2. I was painfully bored by the first 90 minutes. I let myself get frustrated as you read us the board package. I know some board members like this and while I don’t, that’s my problem, not yours. You get to run the board meeting however you want.

3. I was annoyed with my lack of clarity on what you were looking for.

4. I let myself get distracted. Rather than pay attention, I drifted to email which I hadn’t been on all day. The mediocre audio wasn’t helpful here, but again that was my problem. I could have paid attention.

5. I then got very frustrated with what I thought was a “let’s go raise a bunch of money thread” which I couldn’t tell where it was coming from, but I presumed that there was some positioning going on. I shouldn’t have. But I let that + my general annoyance derail me.

I’m sorry.
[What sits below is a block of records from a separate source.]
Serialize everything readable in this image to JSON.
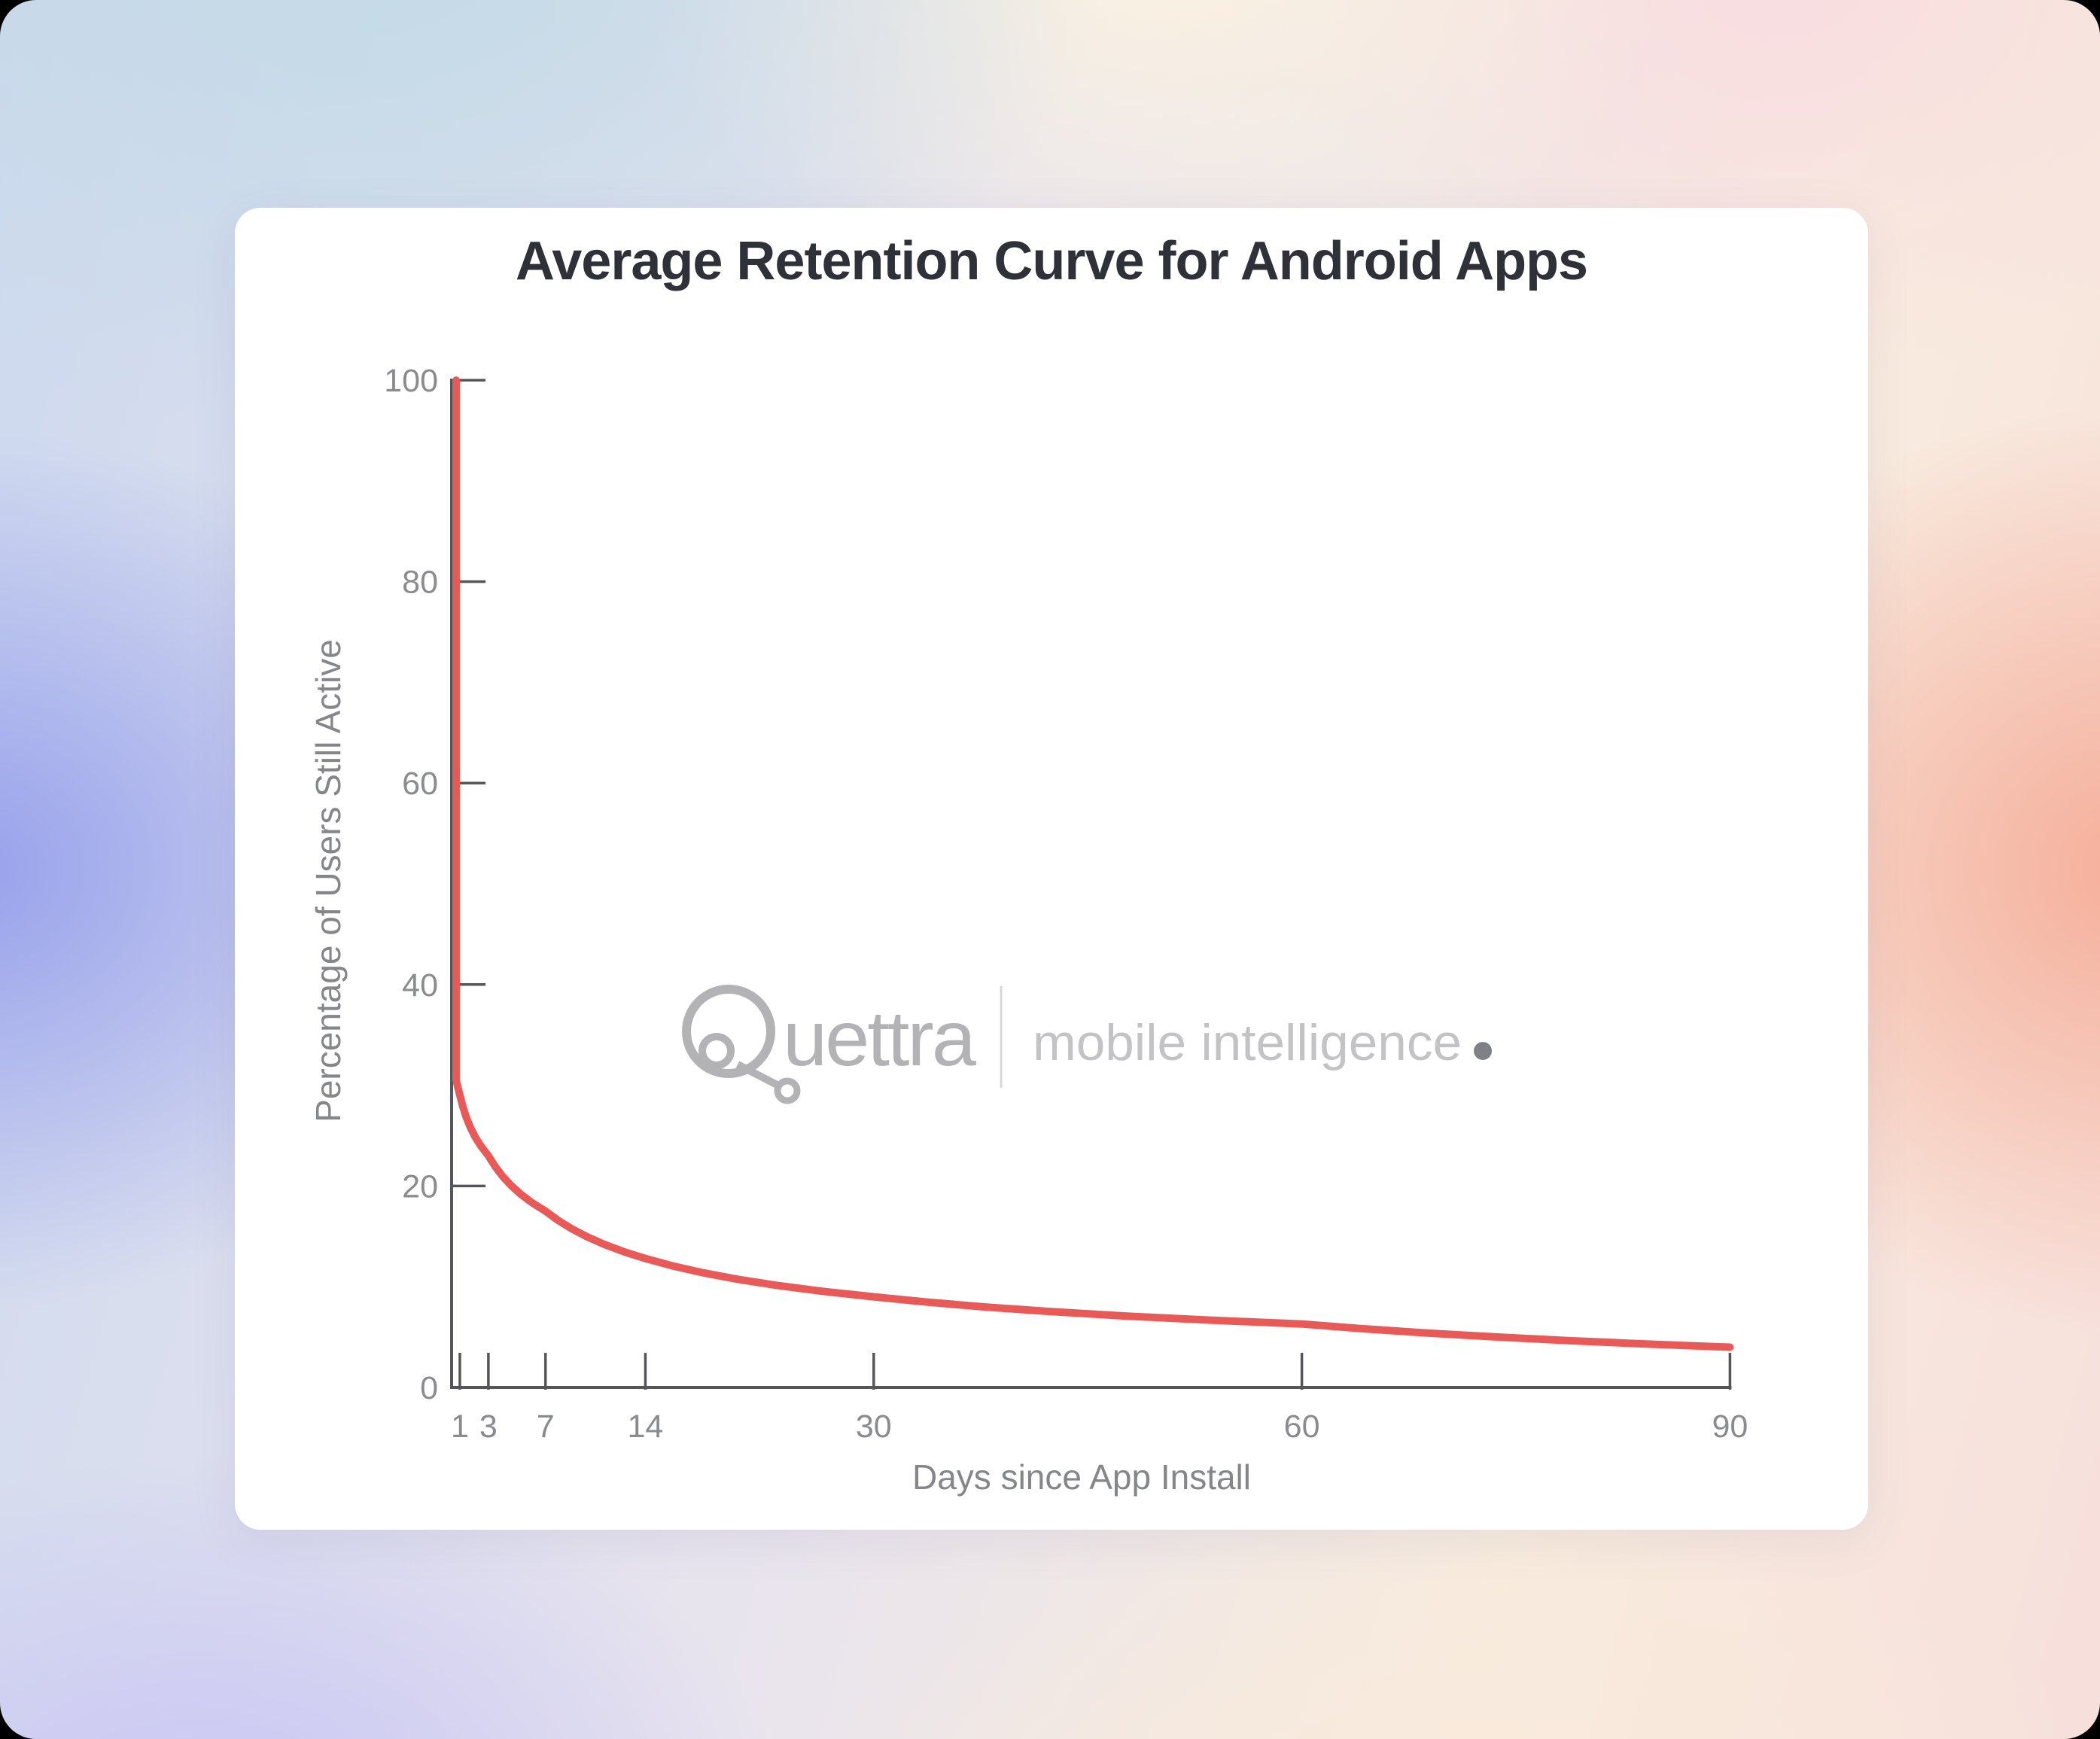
{
  "page": {
    "background_accent_colors": {
      "left_periwinkle": "#97a0ec",
      "right_salmon": "#f6ae99",
      "top_left_blue": "#c2dae6",
      "top_cream": "#fdf3df",
      "top_right_pink": "#f9dce0",
      "bottom_lavender": "#c9c5f4",
      "bottom_peach": "#f9e9da"
    },
    "card_color": "#ffffff"
  },
  "chart": {
    "title": "Average Retention Curve for Android Apps",
    "y_axis_label": "Percentage of Users Still Active",
    "x_axis_label": "Days since App Install",
    "colors": {
      "curve": "#e85a58",
      "axis": "#54565b",
      "tick_label": "#8a8b8f",
      "title": "#2e3238",
      "axis_title": "#85868a"
    }
  },
  "chart_data": {
    "type": "line",
    "title": "Average Retention Curve for Android Apps",
    "xlabel": "Days since App Install",
    "ylabel": "Percentage of Users Still Active",
    "x": [
      0,
      1,
      3,
      7,
      14,
      30,
      60,
      90
    ],
    "values": [
      100,
      29,
      23,
      17.5,
      12.8,
      9,
      6.3,
      4
    ],
    "x_ticks": [
      1,
      3,
      7,
      14,
      30,
      60,
      90
    ],
    "y_ticks": [
      0,
      20,
      40,
      60,
      80,
      100
    ],
    "xlim": [
      0,
      90
    ],
    "ylim": [
      0,
      100
    ],
    "grid": false,
    "legend": null,
    "line_color": "#e85a58"
  },
  "watermark": {
    "brand_name": "Quettra",
    "brand_text": "uettra",
    "tagline": "mobile intelligence",
    "period": "."
  }
}
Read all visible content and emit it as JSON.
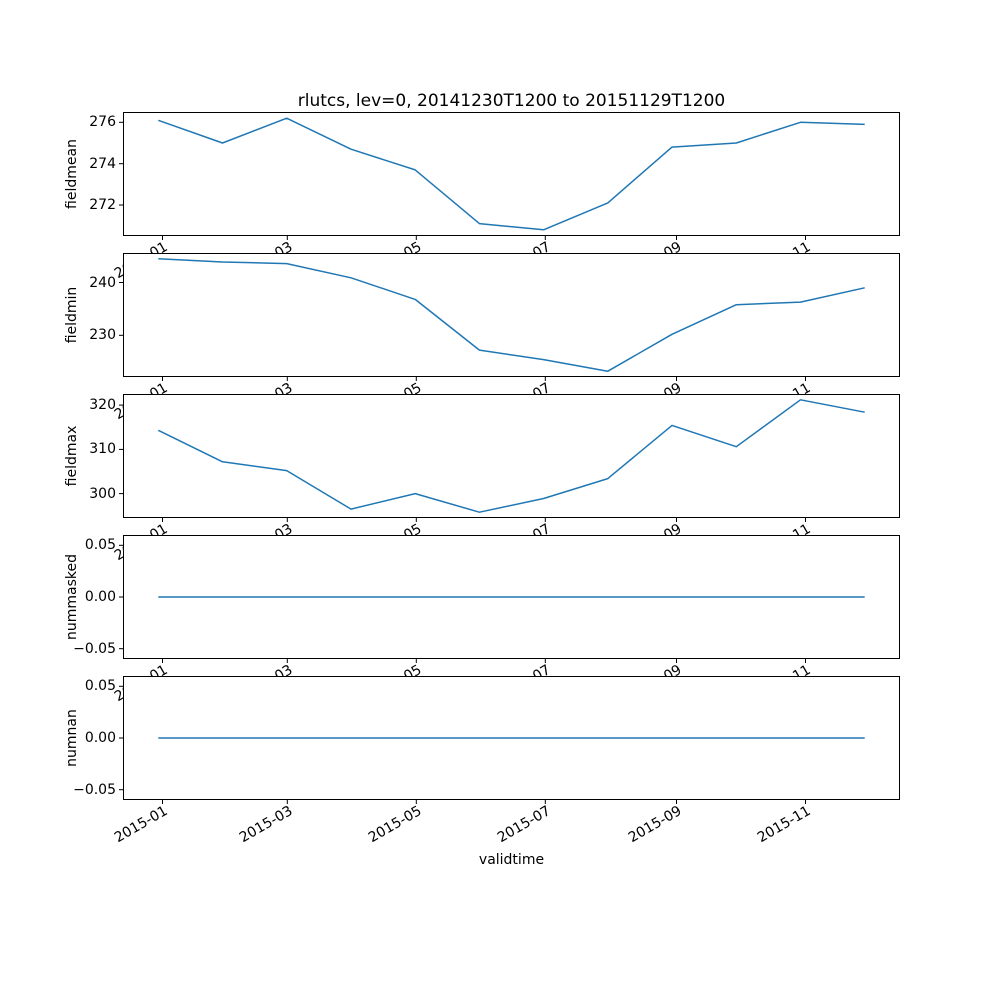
{
  "figure": {
    "background": "#ffffff",
    "frame_color": "#000000"
  },
  "chart_data": {
    "type": "line",
    "title": "rlutcs, lev=0, 20141230T1200 to 20151129T1200",
    "xlabel": "validtime",
    "line_color": "#1f77b4",
    "legend": "none",
    "grid": false,
    "x": [
      "2014-12-30",
      "2015-01-29",
      "2015-02-28",
      "2015-03-30",
      "2015-04-29",
      "2015-05-30",
      "2015-06-29",
      "2015-07-30",
      "2015-08-29",
      "2015-09-29",
      "2015-10-30",
      "2015-11-29"
    ],
    "x_ticks": [
      "2015-01",
      "2015-03",
      "2015-05",
      "2015-07",
      "2015-09",
      "2015-11"
    ],
    "subplots": [
      {
        "ylabel": "fieldmean",
        "yticks": [
          272,
          274,
          276
        ],
        "ytick_labels": [
          "272",
          "274",
          "276"
        ],
        "ylim": [
          270.5,
          276.5
        ],
        "values": [
          276.1,
          275.0,
          276.2,
          274.7,
          273.7,
          271.1,
          270.8,
          272.1,
          274.8,
          275.0,
          276.0,
          275.9
        ]
      },
      {
        "ylabel": "fieldmin",
        "yticks": [
          230,
          240
        ],
        "ytick_labels": [
          "230",
          "240"
        ],
        "ylim": [
          222.1,
          245.6
        ],
        "values": [
          244.5,
          243.9,
          243.6,
          240.9,
          236.8,
          227.2,
          225.4,
          223.2,
          230.2,
          235.8,
          236.3,
          239.0
        ]
      },
      {
        "ylabel": "fieldmax",
        "yticks": [
          300,
          310,
          320
        ],
        "ytick_labels": [
          "300",
          "310",
          "320"
        ],
        "ylim": [
          294.5,
          322.5
        ],
        "values": [
          314.3,
          307.2,
          305.2,
          296.5,
          300.0,
          295.8,
          298.9,
          303.4,
          315.4,
          310.6,
          321.2,
          318.4
        ]
      },
      {
        "ylabel": "nummasked",
        "yticks": [
          -0.05,
          0.0,
          0.05
        ],
        "ytick_labels": [
          "−0.05",
          "0.00",
          "0.05"
        ],
        "ylim": [
          -0.06,
          0.06
        ],
        "values": [
          0,
          0,
          0,
          0,
          0,
          0,
          0,
          0,
          0,
          0,
          0,
          0
        ]
      },
      {
        "ylabel": "numnan",
        "yticks": [
          -0.05,
          0.0,
          0.05
        ],
        "ytick_labels": [
          "−0.05",
          "0.00",
          "0.05"
        ],
        "ylim": [
          -0.06,
          0.06
        ],
        "values": [
          0,
          0,
          0,
          0,
          0,
          0,
          0,
          0,
          0,
          0,
          0,
          0
        ]
      }
    ]
  }
}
I know I wasn’t helpful today.

So you are clear about where I’m at.

– I’m psyched about the progress you are making.
– I’m totally comfortable with you running hot at an $xxx net burn rate for the balance of the year. You’ve got plenty of money.
– When I’m bored in, or annoyed with, a board meeting, that’s my problem in the moment to deal with, not yours. You’ve got 14 people in the room / on the phone and that’s more than any human should have to try to process.
– You and <your COO> have my full, unambiguous support.

———–

We all have off days – when you have one – own it.